Because I definitely don't care. Energy expenditure numbers are always used in isolation, lest any one have to deal with anything real about them, and always are content to ignore the abstraction which electricity is - namely, electricity is not coal. It's electricity. Unlike say, driving my petrol powered car, the power for my computers might come from solar panels, coal, nuclear power stations, geothermal power hydro...
Which is to say, if people want to worry about electricity usage: go worry about it by either building more clean energy, or campaigning to raise electricity prices.
Funny, I actually care. But I try to direct my care towards the real culprits.
So about 50% of CO2 emissions in Germany come from 20 sources. The campaigns like personal footprint (invented by BP) are there to shift the blame to consumers. Away from those with the biggest impact and the most options for action.
So yes, I f**ng don’t care if a security researcher leaves his microwave equivalent running for a few minutes. But I care, campaign in the bigger sense and also orient my own consumption wherever possible towards cleaner options.
Full well knowing that even as mostly being reasonable in my consumption, I definitely belong to those 5-10% of earth's population who drive the problem. Because more than half of the population in the so called first world live according to the Paris Climate Agreement. And it’s not the upper half of.

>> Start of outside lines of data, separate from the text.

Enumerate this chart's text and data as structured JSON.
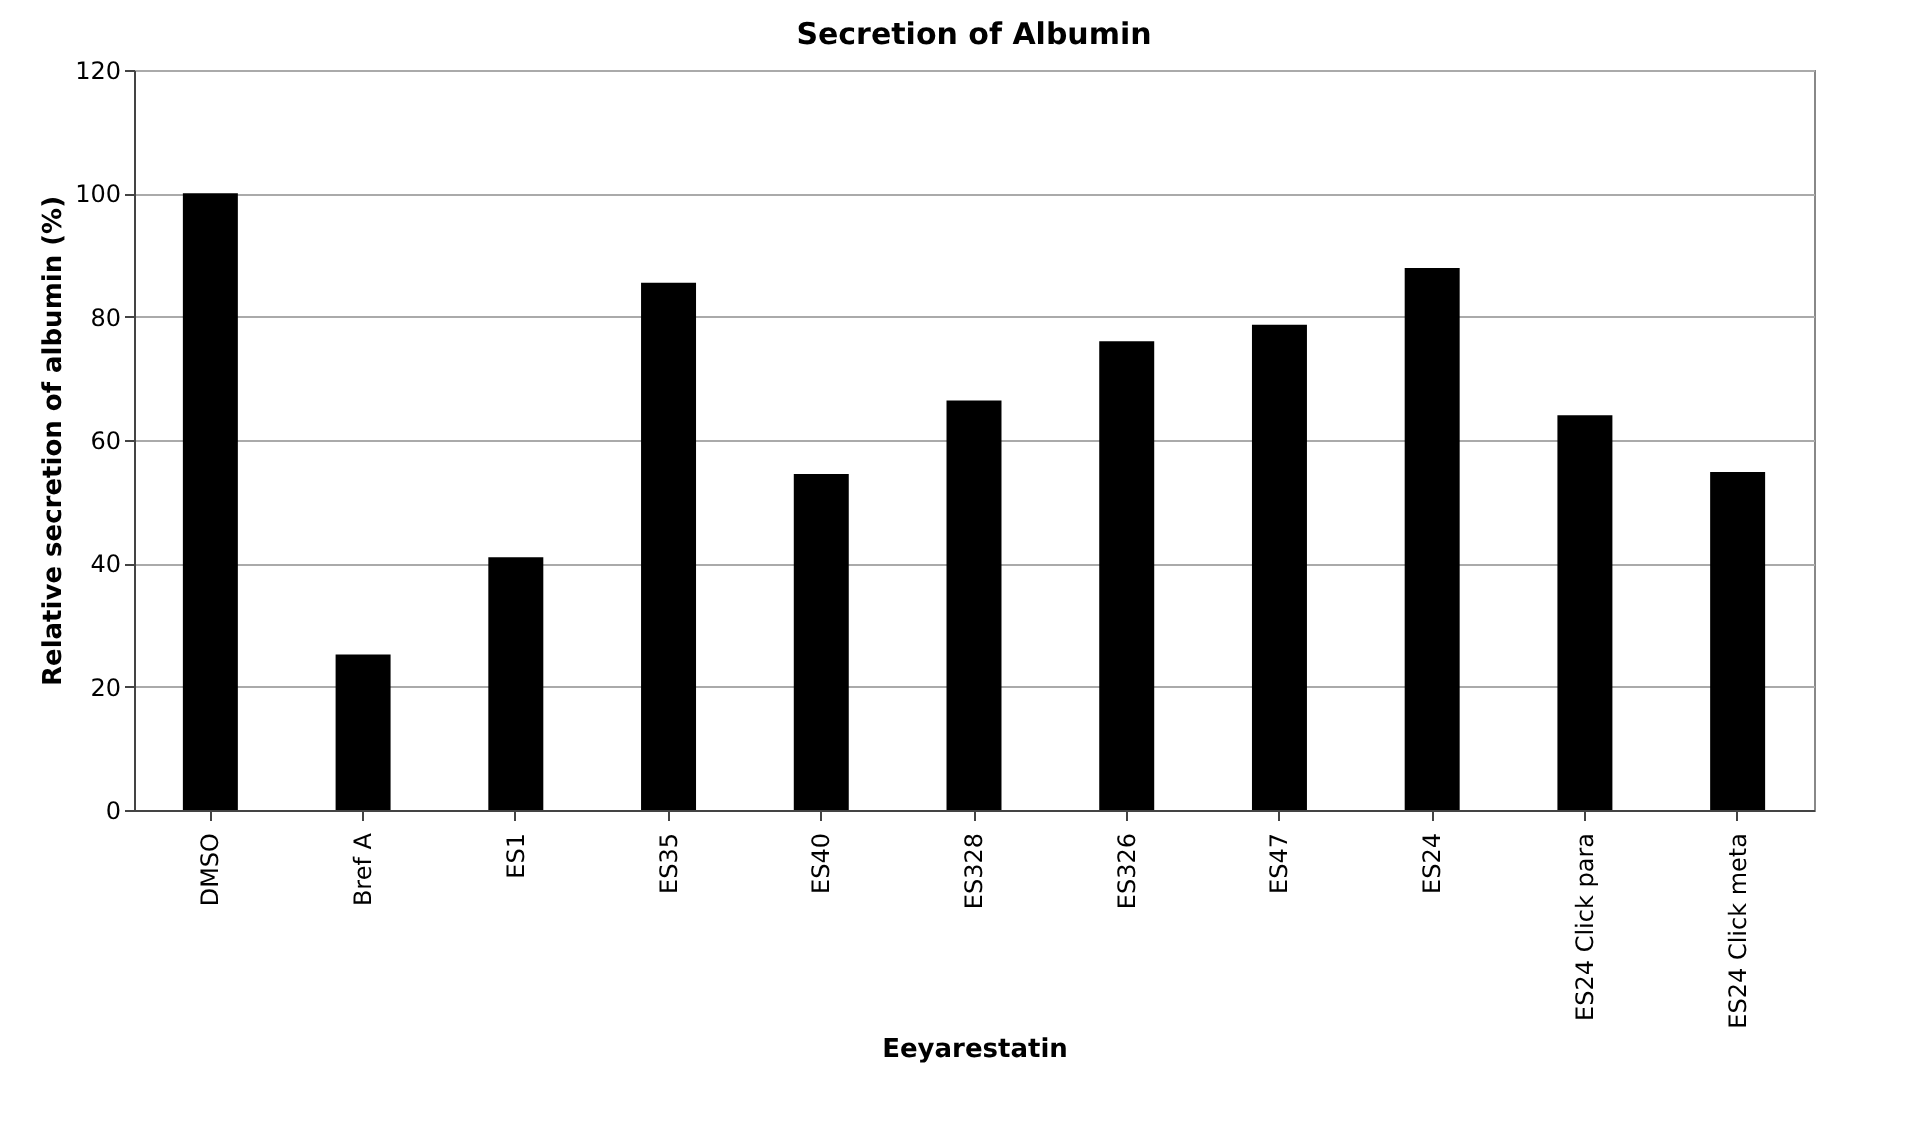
{
  "chart_data": {
    "type": "bar",
    "title": "Secretion of Albumin",
    "xlabel": "Eeyarestatin",
    "ylabel": "Relative secretion of albumin (%)",
    "categories": [
      "DMSO",
      "Bref A",
      "ES1",
      "ES35",
      "ES40",
      "ES328",
      "ES326",
      "ES47",
      "ES24",
      "ES24 Click para",
      "ES24 Click meta"
    ],
    "values": [
      100,
      25.2,
      41.0,
      85.5,
      54.5,
      66.4,
      76.0,
      78.7,
      87.9,
      64.0,
      54.8
    ],
    "color": "#000000",
    "ylim": [
      0,
      120
    ],
    "yticks": [
      0,
      20,
      40,
      60,
      80,
      100,
      120
    ],
    "grid": "y"
  }
}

Between $3k and $30k to solve a single ARC-AGI problem [1]. Not sure if "100 runs" makes this comparable.
[1] https://techcrunch.com/2025/04/02/openais-o3-model-might-be-...
I think it gave up trying to solve Pokemon. :) Seriously, aren't these ARC-AGI problems easy for most people? They usually involve some sort of pattern recognition and visual reasoning.
And how do you know what the purely-human-driven energy expenditure would have been?
How much longer would OP have needed to find the same vulnerability without LLM help? Then multiply that by the energy used to produce 2000kcal/day of food as well as the electricity for running their computer.
Usually LLMs come out far ahead in those types of calculations. Compared to humans they are quite energy efficient
Those types of calculation are extremely disingenuous.
What exactly is disingenuous about it?
It reduces the value of a human life to the incremental rate at which they produce some concrete product. It is absurd.
Or, it elevates the tasks artificial intelligence produces to the actual difficulty of them - the human effort.
You're not thinking this through. Your human life (with its associated 2000 Cal/day) does so much more than find bugs in obscure codebases. Or at least, one would hope.
"100 times for each of the models" represents a significant amount of energy burned. The achievement of finding the most common vulnerability in C based codebases becomes less of an achievement. And more of a celebration of decadence and waste.
We are facing global climate change event, yet continue to burn resources for trivial shit like it’s 1950.